World Oil, Metal Prices Boost Kazakh Economy

ASTANA, Kazakhstan -- Commodity exports will propel Kazakhstan's economy 3 percent to 4 percent up in 2000 but financial and structural reform is needed to kick-start growth in other sectors, Prime Minister Kasymzhomart Tokayev said Wednesday.

"From the start of the year we have felt this confidence that we are entering a new phase of stability and growth," Tokayev said in an interview. "The optimism is based on the situation on international markets."

Kazakhstan, which relies mostly on raw material exports to make ends meet, is currently basking in the glow of higher commodity prices, with oil standing at nearly $25 a barrel compared with $10 a year ago. Metals prices, too, are higher.

But after-affects still linger from weak export values and the collapse of the Russian currency in 1998, and the once promising economy of the former Soviet state has foundered since then, revealing basic structural weaknesses.

In particular, the crisis showed up Kazakhstan's dependence on raw materials which have received more than 80 percent of investments channeled into the country since 1991, while agriculture and other industries have languished.

Tokayev acknowledged that much needed to be done if the country was to enter the lane of fast growth.

"We need to move from just plugging budget gaps to real economic development. Our strategic aim now is to cut our dependence on commodities exports."

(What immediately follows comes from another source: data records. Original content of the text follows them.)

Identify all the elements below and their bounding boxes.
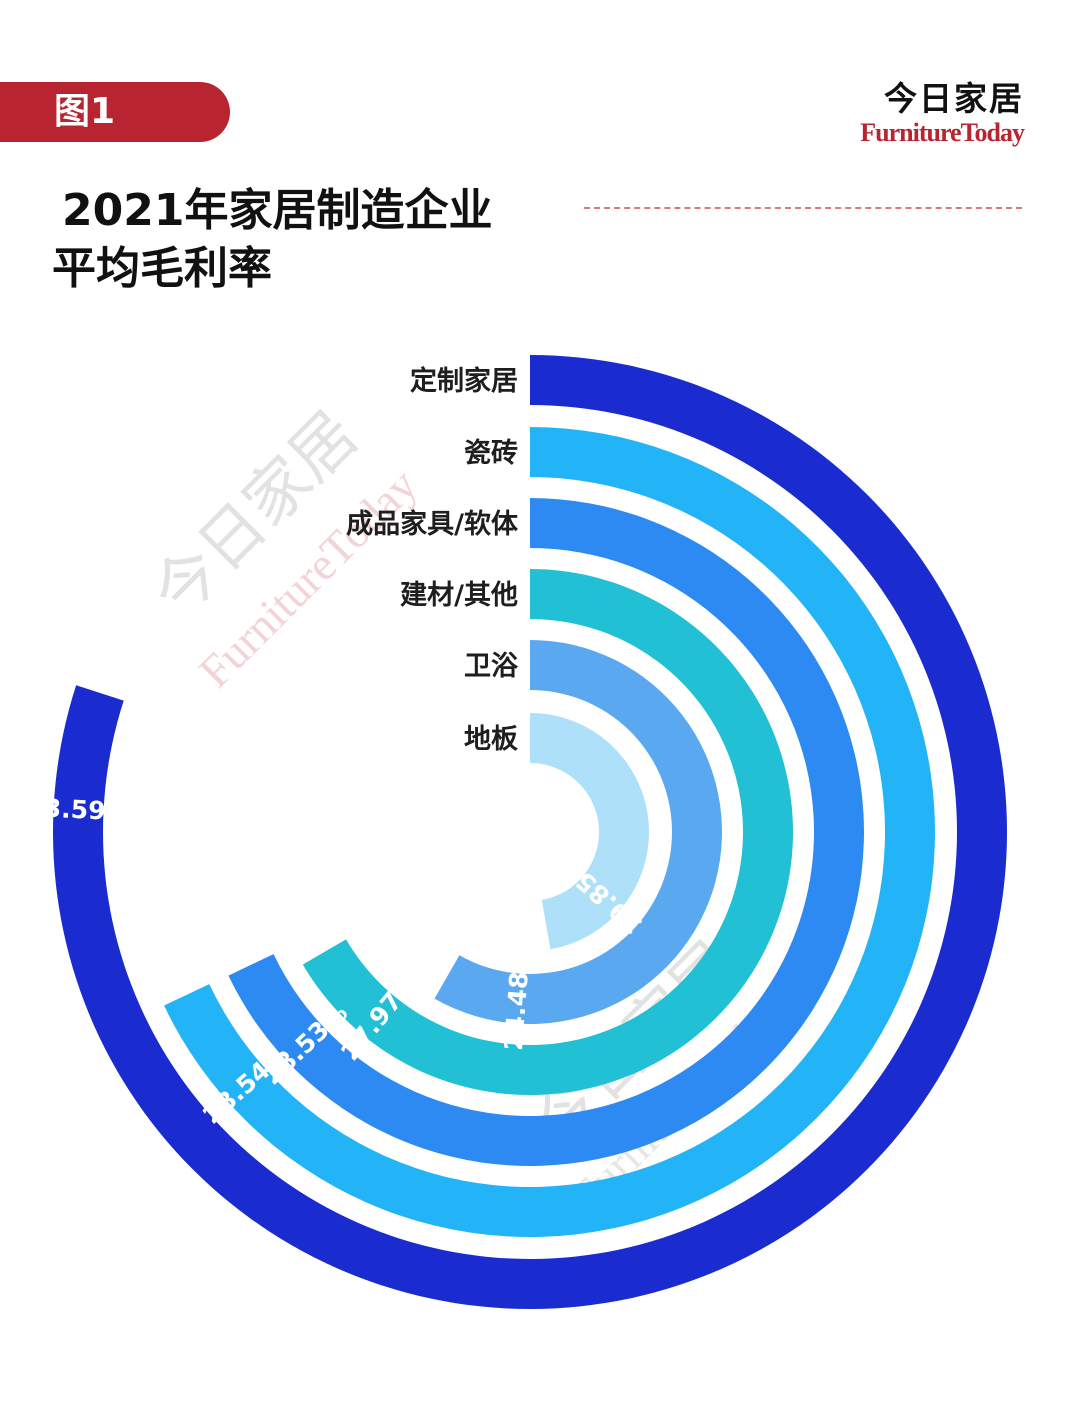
chart-bars [53,355,1008,1309]
category-label-6: 地板 [464,724,518,755]
bar-6 [530,713,649,950]
brand-name-en: FurnitureToday [860,118,1025,147]
category-label-4: 建材/其他 [400,580,518,611]
chart-title: 2021年家居制造企业 平均毛利率 [52,182,492,298]
chart-title-line1: 2021年家居制造企业 [62,185,493,236]
value-label-5: 24.48% [499,945,536,1051]
bar-5 [434,640,723,1024]
brand-name-cn: 今日家居 [884,79,1024,118]
figure-tag: 图1 [0,82,230,142]
category-label-2: 瓷砖 [464,438,518,469]
category-label-1: 定制家居 [410,365,518,397]
title-divider [584,207,1022,209]
category-label-5: 卫浴 [464,651,519,682]
value-label-1: 33.59% [26,793,131,827]
category-label-3: 成品家具/软体 [346,508,519,540]
brand-logo: 今日家居 FurnitureToday [860,79,1025,148]
chart-title-line2: 平均毛利率 [52,243,272,294]
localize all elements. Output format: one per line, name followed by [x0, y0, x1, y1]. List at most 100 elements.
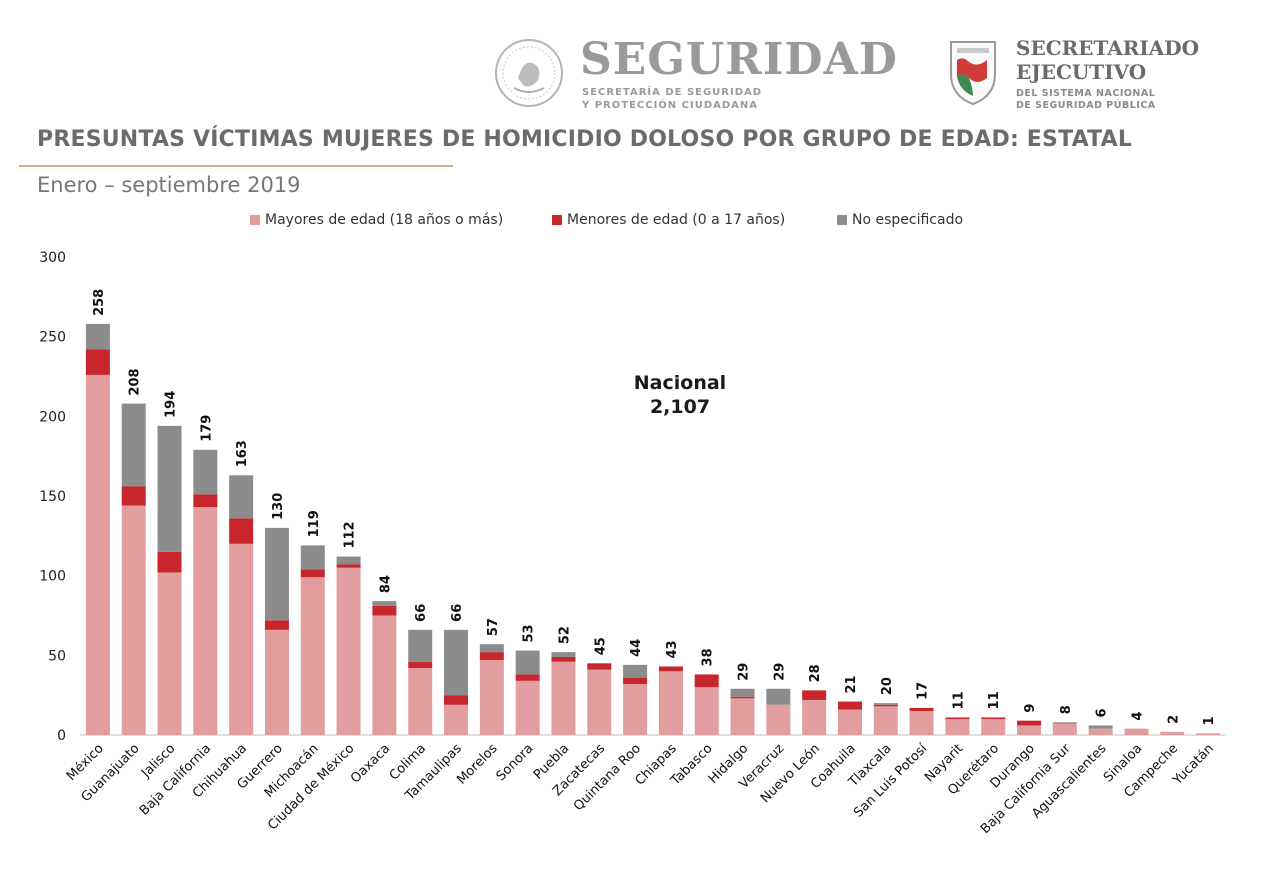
bar-total-label: 11: [987, 691, 1002, 709]
bar-segment-mayores: [372, 615, 397, 735]
se-sub-line1: DEL SISTEMA NACIONAL: [1016, 88, 1156, 99]
nacional-value: 2,107: [649, 396, 711, 418]
bar-segment-menores: [1017, 720, 1042, 726]
bar-segment-no-especificado: [85, 323, 110, 350]
bar-total-label: 179: [199, 415, 214, 442]
bar-segment-no-especificado: [264, 527, 289, 621]
bar-total-label: 258: [92, 289, 107, 316]
bar-segment-mayores: [945, 719, 970, 735]
y-tick-label: 0: [57, 728, 66, 744]
y-tick-label: 200: [39, 409, 66, 425]
bar-segment-menores: [658, 666, 683, 672]
bar-segment-menores: [372, 605, 397, 616]
bar-segment-mayores: [1196, 733, 1221, 735]
bar-total-label: 44: [629, 639, 644, 657]
bar-segment-menores: [264, 620, 289, 630]
bar-total-label: 2: [1166, 715, 1181, 724]
bar-segment-menores: [873, 704, 898, 707]
bar-segment-menores: [85, 349, 110, 375]
bar-segment-mayores: [264, 629, 289, 735]
bar-segment-no-especificado: [193, 449, 218, 495]
bar-total-label: 45: [593, 637, 608, 655]
bar-segment-no-especificado: [408, 629, 433, 662]
bar-segment-mayores: [1052, 723, 1077, 735]
bar-segment-menores: [730, 696, 755, 699]
bar-segment-mayores: [981, 719, 1006, 735]
bar-segment-no-especificado: [157, 425, 182, 552]
bar-segment-mayores: [551, 661, 576, 735]
bar-segment-menores: [802, 690, 827, 700]
bar-segment-mayores: [730, 698, 755, 735]
bar-total-label: 11: [951, 691, 966, 709]
legend-swatch-no-especificado: [837, 215, 847, 225]
bar-segment-mayores: [193, 507, 218, 735]
legend-label-no-especificado: No especificado: [852, 212, 964, 228]
bar-segment-no-especificado: [551, 652, 576, 657]
bar-segment-mayores: [1017, 725, 1042, 735]
bar-segment-no-especificado: [479, 644, 504, 653]
bar-segment-no-especificado: [1052, 722, 1077, 724]
bar-segment-mayores: [837, 709, 862, 735]
bar-segment-mayores: [587, 669, 612, 735]
y-tick-label: 100: [39, 569, 66, 585]
bar-segment-mayores: [766, 704, 791, 735]
legend-label-menores: Menores de edad (0 a 17 años): [567, 212, 786, 228]
bar-total-label: 194: [164, 391, 179, 418]
bar-segment-no-especificado: [372, 601, 397, 606]
bar-segment-menores: [587, 663, 612, 670]
bar-total-label: 8: [1059, 705, 1074, 714]
bar-segment-menores: [479, 652, 504, 661]
page-title: PRESUNTAS VÍCTIMAS MUJERES DE HOMICIDIO …: [37, 127, 1133, 152]
bar-segment-mayores: [85, 374, 110, 735]
bar-total-label: 9: [1023, 704, 1038, 713]
bar-segment-menores: [300, 569, 325, 578]
bar-segment-menores: [408, 661, 433, 669]
bar-total-label: 112: [343, 521, 358, 548]
bar-segment-mayores: [444, 704, 469, 735]
y-tick-label: 50: [48, 648, 66, 664]
bar-total-label: 29: [737, 663, 752, 681]
bar-total-label: 28: [808, 664, 823, 682]
y-tick-label: 150: [39, 489, 66, 505]
secretariado-logo-subtitle: DEL SISTEMA NACIONAL DE SEGURIDAD PÚBLIC…: [1016, 88, 1156, 112]
bar-segment-no-especificado: [873, 703, 898, 705]
bar-segment-menores: [444, 695, 469, 705]
bar-segment-mayores: [694, 687, 719, 735]
bar-segment-mayores: [909, 711, 934, 735]
bar-total-label: 53: [522, 624, 537, 642]
page-subtitle: Enero – septiembre 2019: [37, 173, 301, 197]
bar-segment-mayores: [623, 684, 648, 735]
bar-segment-mayores: [1124, 728, 1149, 735]
bar-segment-no-especificado: [300, 545, 325, 570]
bar-segment-menores: [121, 486, 146, 506]
bar-total-label: 21: [844, 675, 859, 693]
header-logos: SEGURIDAD SECRETARÍA DE SEGURIDAD Y PROT…: [490, 30, 1202, 122]
bar-segment-mayores: [873, 706, 898, 735]
seguridad-sub-line1: SECRETARÍA DE SEGURIDAD: [582, 87, 763, 98]
se-word-line1: SECRETARIADO: [1016, 36, 1200, 60]
bar-segment-no-especificado: [515, 650, 540, 675]
bar-total-label: 208: [128, 368, 143, 395]
legend-swatch-menores: [552, 215, 562, 225]
bar-segment-mayores: [300, 577, 325, 735]
bar-total-label: 43: [665, 640, 680, 658]
bar-segment-menores: [515, 674, 540, 681]
bar-segment-mayores: [479, 660, 504, 735]
bar-segment-no-especificado: [730, 688, 755, 697]
bar-total-label: 119: [307, 510, 322, 537]
bar-segment-mayores: [1088, 728, 1113, 735]
legend-swatch-mayores: [250, 215, 260, 225]
x-tick-label: Oaxaca: [348, 741, 393, 786]
x-tick-label: Morelos: [454, 741, 501, 788]
bar-segment-menores: [551, 656, 576, 662]
bar-total-label: 66: [450, 604, 465, 622]
secretariado-logo-text: SECRETARIADO EJECUTIVO: [1016, 36, 1199, 84]
bar-total-label: 130: [271, 493, 286, 520]
bar-segment-mayores: [802, 699, 827, 735]
bar-segment-menores: [694, 674, 719, 688]
bar-total-label: 163: [235, 440, 250, 467]
nacional-total: Nacional 2,107: [600, 371, 760, 419]
bar-total-label: 6: [1095, 708, 1110, 717]
mexico-seal-icon: [495, 39, 563, 107]
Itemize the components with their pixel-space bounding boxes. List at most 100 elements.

Wiping out unemployment, boosting agriculture and local processing industries together with reforming the legal and banking framework and financing some import substitution projects would be among tasks for 2000, he said.

The scenario was different when Tokayev took office in October. The 46-year-old former foreign minister is credited with crafting Kazakhstan's finely-balanced foreign policy, but analysts questioned his economic credentials for the new job.

However, the situation has improved since. The economy grew by 1 percent in 1999, and industrial output on the back of the tenge devaluation rose 6.9 percent in the last quarter.

Tokayev admitted efforts to diversify would be financed, at least initially, through energy and borrowing on capital markets.

He also vowed to keep privatization on course and said there could be no turning back to the past despite difficulties.

"Under no circumstances will privatization results be reversed, even when they were flawed," he said.

"Kazakhstan must learn from past errors and we can only go forward from here."